With the possibility of a 2020 virus pandemic, it is time for North Dakotans to be reminded of the devastation that occurred in the country and the state when influenza raged in 1918. It gives us a serious lesson so that we don’t take the threat too casually and expect to continue life as usual.
Some people believe in the invincibility of the United States, doubting that anything could shatter our safety and security. If there’s a war, we will win it. If there’s a pandemic, we will cure it. If the earth warms, we will cool it. If the disaster is beyond our abilities, God will save His favorite nation.
History teaches us that empires have collapsed while in glory years comparable to the United States today. We need to have only one generation make a stupid mistake to destroy the United States. The threat is not only pandemics but, as in the case of the Roman Empire, the loss of “civic virtue”, i.e. a soft citizenship that lost it’s civil vigilance.
1918 Victims Unknown
Close to our day is the worldwide epidemic of Spanish flu in 1918 that killed an unknown number of victims, estimated from 17 to 100 million. That range tells us that nobody knows.
More of our troops mobilized to fight World War I died of influenza than died in the fighting. While the current virus attacks the old and the young, the 1918 influenza hit the 20-40 age groups the hardest.
Where the flu started is still another guessing game. It did not start in Spain although the flu came to be known as a Spanish Flu. Some thought China; some guessed Austria.
Started in Kansas?
U. S. Historian Alfred Crosby argued that it came from Kansas and John Barry, another historian, nailed it down to Haskell County. Others thought Fort Riley. Scientists today are still guessing.
Barry pointed out that pregnant women were the most vulnerable, something worth considering until science defines vulnerable groups in the current near-pandemic.
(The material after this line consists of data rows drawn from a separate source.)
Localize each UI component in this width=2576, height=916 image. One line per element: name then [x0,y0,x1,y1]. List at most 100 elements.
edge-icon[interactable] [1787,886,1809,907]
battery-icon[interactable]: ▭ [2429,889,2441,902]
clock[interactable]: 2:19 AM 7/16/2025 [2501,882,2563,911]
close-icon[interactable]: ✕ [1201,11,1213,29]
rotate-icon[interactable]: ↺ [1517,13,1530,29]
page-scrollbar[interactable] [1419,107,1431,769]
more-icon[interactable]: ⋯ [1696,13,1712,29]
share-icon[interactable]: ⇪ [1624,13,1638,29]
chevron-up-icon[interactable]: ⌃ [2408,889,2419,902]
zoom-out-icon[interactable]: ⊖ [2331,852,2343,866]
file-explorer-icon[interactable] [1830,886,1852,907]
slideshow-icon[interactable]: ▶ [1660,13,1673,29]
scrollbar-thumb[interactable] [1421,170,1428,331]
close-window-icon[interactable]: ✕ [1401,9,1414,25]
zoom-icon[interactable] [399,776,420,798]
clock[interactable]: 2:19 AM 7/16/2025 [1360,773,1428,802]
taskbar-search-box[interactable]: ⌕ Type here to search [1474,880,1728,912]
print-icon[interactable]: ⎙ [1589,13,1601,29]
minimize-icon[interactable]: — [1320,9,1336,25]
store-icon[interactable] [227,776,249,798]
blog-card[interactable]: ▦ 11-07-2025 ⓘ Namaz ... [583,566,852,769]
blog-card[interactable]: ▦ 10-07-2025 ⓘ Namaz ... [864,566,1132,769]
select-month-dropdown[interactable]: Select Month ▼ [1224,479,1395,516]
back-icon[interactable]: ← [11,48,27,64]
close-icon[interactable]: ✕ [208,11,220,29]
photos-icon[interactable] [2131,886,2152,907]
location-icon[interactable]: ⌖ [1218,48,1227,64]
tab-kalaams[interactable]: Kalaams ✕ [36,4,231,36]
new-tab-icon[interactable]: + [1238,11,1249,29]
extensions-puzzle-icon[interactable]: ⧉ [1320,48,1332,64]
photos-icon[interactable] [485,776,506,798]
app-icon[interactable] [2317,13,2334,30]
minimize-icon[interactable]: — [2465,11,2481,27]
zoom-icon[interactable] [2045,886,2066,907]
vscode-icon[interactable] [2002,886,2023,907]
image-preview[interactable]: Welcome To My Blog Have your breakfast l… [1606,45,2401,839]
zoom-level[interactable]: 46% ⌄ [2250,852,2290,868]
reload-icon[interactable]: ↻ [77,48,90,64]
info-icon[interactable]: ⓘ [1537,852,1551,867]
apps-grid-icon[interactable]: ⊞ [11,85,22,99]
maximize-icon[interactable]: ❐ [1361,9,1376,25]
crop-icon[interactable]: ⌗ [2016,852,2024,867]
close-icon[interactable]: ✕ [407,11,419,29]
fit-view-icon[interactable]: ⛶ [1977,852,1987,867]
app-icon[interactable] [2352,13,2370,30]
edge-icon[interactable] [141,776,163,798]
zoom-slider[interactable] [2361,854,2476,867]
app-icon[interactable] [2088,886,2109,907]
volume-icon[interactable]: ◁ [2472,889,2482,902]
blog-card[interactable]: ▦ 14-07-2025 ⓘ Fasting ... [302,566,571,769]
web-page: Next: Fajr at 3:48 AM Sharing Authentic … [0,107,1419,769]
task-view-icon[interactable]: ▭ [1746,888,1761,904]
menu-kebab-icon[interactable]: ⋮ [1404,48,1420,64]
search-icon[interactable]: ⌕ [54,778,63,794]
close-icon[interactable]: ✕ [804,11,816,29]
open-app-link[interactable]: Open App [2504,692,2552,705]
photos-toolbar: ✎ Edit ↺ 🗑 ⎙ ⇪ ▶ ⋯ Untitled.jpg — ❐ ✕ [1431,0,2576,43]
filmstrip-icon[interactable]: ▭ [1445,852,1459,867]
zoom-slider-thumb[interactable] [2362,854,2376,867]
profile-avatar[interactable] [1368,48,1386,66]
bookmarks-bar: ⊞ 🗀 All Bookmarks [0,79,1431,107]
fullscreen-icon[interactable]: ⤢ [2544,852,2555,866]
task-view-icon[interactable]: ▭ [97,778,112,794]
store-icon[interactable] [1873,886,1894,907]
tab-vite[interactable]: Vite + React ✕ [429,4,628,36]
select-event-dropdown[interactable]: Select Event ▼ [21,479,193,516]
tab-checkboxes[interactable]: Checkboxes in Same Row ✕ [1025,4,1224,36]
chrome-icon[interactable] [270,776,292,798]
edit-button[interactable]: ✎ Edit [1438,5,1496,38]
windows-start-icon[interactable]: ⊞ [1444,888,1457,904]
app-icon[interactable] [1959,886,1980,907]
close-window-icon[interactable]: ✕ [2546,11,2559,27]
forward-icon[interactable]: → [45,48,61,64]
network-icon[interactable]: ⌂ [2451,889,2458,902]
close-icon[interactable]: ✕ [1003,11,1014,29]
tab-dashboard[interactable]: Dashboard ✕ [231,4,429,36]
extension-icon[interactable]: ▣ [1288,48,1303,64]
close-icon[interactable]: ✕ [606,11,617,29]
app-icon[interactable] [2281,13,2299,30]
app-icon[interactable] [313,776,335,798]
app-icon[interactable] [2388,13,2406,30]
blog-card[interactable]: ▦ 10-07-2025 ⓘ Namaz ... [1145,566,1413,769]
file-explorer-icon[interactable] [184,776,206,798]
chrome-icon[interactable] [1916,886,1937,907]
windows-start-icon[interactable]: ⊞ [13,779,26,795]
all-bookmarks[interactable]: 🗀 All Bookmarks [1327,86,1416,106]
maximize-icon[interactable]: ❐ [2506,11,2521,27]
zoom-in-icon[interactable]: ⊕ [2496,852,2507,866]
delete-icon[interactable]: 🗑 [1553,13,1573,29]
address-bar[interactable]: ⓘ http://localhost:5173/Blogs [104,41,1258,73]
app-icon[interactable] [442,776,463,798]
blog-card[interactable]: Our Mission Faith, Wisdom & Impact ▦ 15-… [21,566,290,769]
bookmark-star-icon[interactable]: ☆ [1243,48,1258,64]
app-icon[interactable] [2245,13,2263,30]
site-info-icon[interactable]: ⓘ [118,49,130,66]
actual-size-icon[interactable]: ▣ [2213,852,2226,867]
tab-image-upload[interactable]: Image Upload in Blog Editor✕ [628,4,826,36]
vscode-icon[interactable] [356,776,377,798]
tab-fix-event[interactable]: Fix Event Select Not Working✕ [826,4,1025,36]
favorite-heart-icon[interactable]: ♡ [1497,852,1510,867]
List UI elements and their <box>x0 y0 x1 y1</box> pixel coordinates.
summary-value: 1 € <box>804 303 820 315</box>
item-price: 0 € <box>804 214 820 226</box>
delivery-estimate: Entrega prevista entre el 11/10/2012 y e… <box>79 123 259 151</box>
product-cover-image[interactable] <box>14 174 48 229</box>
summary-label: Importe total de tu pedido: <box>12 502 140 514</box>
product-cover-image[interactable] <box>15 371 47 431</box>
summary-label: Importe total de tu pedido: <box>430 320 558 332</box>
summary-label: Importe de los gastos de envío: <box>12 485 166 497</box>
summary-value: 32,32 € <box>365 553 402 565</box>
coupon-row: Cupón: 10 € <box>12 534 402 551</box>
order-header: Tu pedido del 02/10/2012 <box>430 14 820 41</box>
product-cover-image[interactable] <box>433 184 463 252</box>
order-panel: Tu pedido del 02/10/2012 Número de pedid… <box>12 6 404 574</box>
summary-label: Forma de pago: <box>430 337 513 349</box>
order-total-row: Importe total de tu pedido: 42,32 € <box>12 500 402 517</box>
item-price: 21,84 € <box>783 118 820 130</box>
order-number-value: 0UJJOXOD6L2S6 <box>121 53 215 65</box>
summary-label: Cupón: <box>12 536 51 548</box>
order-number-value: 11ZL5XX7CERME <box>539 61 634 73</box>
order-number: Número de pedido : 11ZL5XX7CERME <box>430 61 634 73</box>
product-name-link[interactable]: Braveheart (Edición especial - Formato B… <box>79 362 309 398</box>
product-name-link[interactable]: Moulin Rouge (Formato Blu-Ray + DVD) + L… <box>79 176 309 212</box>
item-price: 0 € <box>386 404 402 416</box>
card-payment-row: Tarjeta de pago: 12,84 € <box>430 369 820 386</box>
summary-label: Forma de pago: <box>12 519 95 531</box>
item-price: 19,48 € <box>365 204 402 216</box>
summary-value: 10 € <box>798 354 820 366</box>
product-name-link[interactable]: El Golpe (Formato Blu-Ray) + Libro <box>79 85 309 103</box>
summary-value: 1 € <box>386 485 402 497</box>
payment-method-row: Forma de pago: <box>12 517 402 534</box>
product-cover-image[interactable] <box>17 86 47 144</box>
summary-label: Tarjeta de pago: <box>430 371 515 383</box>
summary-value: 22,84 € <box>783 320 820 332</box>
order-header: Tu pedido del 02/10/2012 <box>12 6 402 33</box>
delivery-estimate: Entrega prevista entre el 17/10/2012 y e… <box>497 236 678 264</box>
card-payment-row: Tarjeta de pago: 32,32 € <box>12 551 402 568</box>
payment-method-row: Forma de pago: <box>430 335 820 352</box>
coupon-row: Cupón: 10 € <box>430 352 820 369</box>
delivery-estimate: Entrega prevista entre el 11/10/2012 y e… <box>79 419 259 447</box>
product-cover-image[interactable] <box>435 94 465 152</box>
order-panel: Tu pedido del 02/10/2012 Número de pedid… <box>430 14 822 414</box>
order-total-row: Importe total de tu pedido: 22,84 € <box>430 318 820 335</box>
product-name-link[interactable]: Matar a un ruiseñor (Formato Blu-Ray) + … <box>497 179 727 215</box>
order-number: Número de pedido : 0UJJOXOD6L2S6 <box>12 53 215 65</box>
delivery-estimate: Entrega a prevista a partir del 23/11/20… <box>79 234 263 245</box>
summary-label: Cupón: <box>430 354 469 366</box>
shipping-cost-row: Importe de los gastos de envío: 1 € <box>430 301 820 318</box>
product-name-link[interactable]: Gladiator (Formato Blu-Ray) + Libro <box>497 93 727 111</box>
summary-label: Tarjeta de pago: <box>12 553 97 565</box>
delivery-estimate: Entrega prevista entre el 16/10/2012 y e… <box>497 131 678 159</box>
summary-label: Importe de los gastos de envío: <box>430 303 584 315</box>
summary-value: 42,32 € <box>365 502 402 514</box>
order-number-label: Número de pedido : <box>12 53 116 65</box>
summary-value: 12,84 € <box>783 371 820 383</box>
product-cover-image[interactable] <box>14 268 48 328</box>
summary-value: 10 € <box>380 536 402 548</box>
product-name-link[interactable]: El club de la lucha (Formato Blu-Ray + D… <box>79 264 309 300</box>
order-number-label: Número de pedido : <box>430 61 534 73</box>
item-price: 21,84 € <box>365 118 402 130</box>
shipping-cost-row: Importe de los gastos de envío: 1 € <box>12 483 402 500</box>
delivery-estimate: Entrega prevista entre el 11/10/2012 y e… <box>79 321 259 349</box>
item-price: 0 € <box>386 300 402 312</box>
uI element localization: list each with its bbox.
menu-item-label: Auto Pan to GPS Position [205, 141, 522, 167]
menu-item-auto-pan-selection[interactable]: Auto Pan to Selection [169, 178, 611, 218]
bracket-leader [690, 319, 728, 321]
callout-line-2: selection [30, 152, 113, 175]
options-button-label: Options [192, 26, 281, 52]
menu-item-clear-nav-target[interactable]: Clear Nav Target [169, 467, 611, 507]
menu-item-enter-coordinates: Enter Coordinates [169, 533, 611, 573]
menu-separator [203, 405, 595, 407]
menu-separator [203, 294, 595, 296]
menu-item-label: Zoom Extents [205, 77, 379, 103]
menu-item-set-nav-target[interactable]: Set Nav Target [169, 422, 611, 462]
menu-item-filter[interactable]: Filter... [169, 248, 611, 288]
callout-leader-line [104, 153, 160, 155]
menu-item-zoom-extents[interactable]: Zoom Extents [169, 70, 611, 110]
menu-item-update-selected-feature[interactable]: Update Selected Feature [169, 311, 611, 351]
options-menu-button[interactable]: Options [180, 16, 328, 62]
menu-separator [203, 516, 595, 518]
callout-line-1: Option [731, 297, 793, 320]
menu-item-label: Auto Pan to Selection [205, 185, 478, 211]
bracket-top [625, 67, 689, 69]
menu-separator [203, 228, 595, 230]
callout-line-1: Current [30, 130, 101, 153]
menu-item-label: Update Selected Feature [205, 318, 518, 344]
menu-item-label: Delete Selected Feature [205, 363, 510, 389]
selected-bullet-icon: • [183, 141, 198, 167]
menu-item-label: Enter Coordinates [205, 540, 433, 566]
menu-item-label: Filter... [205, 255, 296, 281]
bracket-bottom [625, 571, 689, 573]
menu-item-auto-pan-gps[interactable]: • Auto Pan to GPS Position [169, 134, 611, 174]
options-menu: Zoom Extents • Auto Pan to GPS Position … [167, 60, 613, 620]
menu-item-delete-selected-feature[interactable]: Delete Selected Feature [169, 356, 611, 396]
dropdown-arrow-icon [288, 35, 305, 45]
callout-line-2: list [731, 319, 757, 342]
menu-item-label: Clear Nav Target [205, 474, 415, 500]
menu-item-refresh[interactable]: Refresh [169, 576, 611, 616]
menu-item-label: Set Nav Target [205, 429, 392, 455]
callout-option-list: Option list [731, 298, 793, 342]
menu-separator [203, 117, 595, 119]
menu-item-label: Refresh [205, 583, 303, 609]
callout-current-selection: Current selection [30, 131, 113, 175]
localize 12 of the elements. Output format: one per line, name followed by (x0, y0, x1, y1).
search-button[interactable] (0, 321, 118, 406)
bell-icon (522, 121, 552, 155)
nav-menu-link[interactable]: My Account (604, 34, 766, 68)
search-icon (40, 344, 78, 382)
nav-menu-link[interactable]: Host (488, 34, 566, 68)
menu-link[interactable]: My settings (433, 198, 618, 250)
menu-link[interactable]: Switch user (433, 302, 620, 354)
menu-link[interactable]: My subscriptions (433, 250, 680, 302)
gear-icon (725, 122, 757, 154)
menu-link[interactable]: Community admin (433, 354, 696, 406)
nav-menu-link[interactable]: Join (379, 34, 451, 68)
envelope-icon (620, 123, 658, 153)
According to Expedia, 13 studies of hospitalized women indicated that the death rate of those with the flu was from 23 per cent to 71 per cent. Of the women who survived childbirth, 25 per cent lost their babies.
Thousands Die in ND
North Dakota did not escape the 1918 pandemic. Not only did our soldiers die in the trenches along with those from other countries, according to an article by Dr. Steve McDonough in a 2017 Bismarck Tribune, North Dakota reported 1,378 deaths from the flu. Dr. McDonough said that 1,378 was a gross undercount and it is more likely that 3,000 to 5,000 succumbed.
North Dakota was handicapped in fighting the flu because a significant number of doctors and nurses were in Europe caring for American troops,
Shortage of Health Providers
“That meant that there weren’t enough health care providers to care for the sick,” Dr. McDonough noted.
The flue was merciless. Florence Kimball, a 1913 graduate of Lisbon High School, was serving as a registered nurse with U. S. troops in Europe and died of the flu at age 24. The Lisbon American Legion Post was named in her honor.
The Student Army Training Corps had mustered 423 young men in Grand Forks, two-thirds of whom contracted the flu and 29 perished.
Pandemics are grim. Until the scientific community comes up with a vaccine, we won’t know what we are dealing with. ”Caution” is the watchword.